My ongoing question as I was reading was less about the technology than the substance of your dissertation and database. I would have found it helpful to know earlier, possibly interwoven with your description of your database and the decisions it required you to take, what your core research questions were: why did you want to look at correspondence networks, and why was doing so in this way valuable? This is not only to situate the example better, but to allow those of us who haven’t imagined database variants of our own work to understand the relationship between the two more fully, and thus to be better able to think about possibilities for our own work.
I also wrote a blog post about writing this essay called “Am I even qualified?: Writing about digital history”. It is more about writing DH in general, than anything particular to what I write here. If anyone is interested it can be found on my blog, “Packets:” http://packets.jeanbauer.com/2011/10/16/am-i-even-qualified-writing-about-digital-history/
This essay is important in ways that I know I do not fully comprehend. Part of its importance is that Bauer is so far ahead technologically than people like me! I sent a note about it to my collaborator indicating that this is an important essay for us but I don’t know why yet!
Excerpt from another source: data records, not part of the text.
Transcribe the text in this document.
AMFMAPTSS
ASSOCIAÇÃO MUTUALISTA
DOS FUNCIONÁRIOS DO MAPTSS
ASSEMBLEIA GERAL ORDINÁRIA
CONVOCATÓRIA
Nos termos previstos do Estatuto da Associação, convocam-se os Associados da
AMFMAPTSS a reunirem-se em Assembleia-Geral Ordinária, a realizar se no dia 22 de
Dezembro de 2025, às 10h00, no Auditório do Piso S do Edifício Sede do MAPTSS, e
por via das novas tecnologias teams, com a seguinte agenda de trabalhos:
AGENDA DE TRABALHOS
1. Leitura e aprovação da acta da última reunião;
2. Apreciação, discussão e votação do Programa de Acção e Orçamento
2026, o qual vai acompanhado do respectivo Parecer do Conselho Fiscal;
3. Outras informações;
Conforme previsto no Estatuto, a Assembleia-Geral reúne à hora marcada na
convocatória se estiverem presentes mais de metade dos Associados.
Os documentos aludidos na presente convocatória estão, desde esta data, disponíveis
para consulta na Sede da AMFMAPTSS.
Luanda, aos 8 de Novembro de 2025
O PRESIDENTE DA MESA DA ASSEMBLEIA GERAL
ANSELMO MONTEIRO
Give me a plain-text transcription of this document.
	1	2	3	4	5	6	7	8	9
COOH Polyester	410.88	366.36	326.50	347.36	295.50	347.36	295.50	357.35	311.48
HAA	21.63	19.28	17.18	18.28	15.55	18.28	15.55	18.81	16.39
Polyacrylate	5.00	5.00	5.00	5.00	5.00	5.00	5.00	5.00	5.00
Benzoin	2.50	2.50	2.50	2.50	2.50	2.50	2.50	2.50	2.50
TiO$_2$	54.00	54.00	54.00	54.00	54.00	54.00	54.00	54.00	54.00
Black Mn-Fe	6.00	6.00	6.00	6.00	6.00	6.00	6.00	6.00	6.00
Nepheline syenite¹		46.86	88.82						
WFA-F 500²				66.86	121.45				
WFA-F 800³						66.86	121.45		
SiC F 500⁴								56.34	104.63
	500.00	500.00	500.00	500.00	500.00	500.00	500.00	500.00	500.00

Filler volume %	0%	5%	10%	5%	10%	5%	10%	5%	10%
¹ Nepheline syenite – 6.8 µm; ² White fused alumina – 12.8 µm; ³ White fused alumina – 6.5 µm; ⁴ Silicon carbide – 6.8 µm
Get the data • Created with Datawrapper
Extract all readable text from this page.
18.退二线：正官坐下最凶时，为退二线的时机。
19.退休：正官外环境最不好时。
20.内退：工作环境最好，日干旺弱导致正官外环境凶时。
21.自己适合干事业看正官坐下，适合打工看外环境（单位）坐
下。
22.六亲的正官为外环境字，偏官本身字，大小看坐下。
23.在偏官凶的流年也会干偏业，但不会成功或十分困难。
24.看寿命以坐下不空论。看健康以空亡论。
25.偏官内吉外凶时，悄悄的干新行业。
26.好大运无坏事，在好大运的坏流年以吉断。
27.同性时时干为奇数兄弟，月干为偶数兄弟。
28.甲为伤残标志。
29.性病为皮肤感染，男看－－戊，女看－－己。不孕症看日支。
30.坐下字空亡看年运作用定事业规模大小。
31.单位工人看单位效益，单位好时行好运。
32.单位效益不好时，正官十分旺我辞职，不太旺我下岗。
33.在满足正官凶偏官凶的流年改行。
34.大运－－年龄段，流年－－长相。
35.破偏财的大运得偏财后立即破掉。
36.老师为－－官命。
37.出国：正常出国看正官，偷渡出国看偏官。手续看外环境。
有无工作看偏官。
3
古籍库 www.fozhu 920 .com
In the current “spatial turn” it is refreshing to hear Jean Bauer’s sage and insightful reminder that one of the most important contributions to digital humanities we can make is “the careful representation of time.” Date-time stamps, to anyone who has attempted to make a database in say Access and transfer it to say early versions of Mysql would recognize Jean Bauer’s “harrowing” moment: finding out that the database cannot capture dates before 1999 (remember Y2K?) or that the early web relational database operates on “unix time” and cannot convert easily dates from the eighteenth century. Bauer’s revitalization of relational databases, however, makes great sense and provides an inspiring and thoroughly grounded case study for historians to consider. She asserts carefully that historians moved away from the RDBMS model because many web database systems, such as msql, MySQL, and post-gres, did not initially handle time and other important historical values very well or very usefully. She’s right in this assessment I think. But there is another dimension to the move to XML and semantic linking that she might explore. Historians face large quantities of documentary materials rather than tabular data and some decisions to abandon RDBMS approaches and favor XML encoding came from the recognition and concern that these materials were fundamentally textual and documentary rather than numerical. And in addition the energy in digital humanities around TEI and XML suggested other reasons for making this move. Perhaps, Bauer might give a more robust exploration of how historians might conceive of textual sources and new database systems (MongoDB for example) and what epistemological considerations might be at stake in this decision if any.
Bauer’s section on “modeling time” is important, but I’d like to see it developed in the way that Tanaka’s essay does. This section slips too quickly into “tips” on how to encode time in RDBMS when I’d like to know more about how her project “models” or might “model” temporal relationships.
Thanks so much for the great comments. One theme that emerges is a desire for more examples. I initially struggled with deciding how much time to devote to my own research topics, but clearly I need to flesh this out more.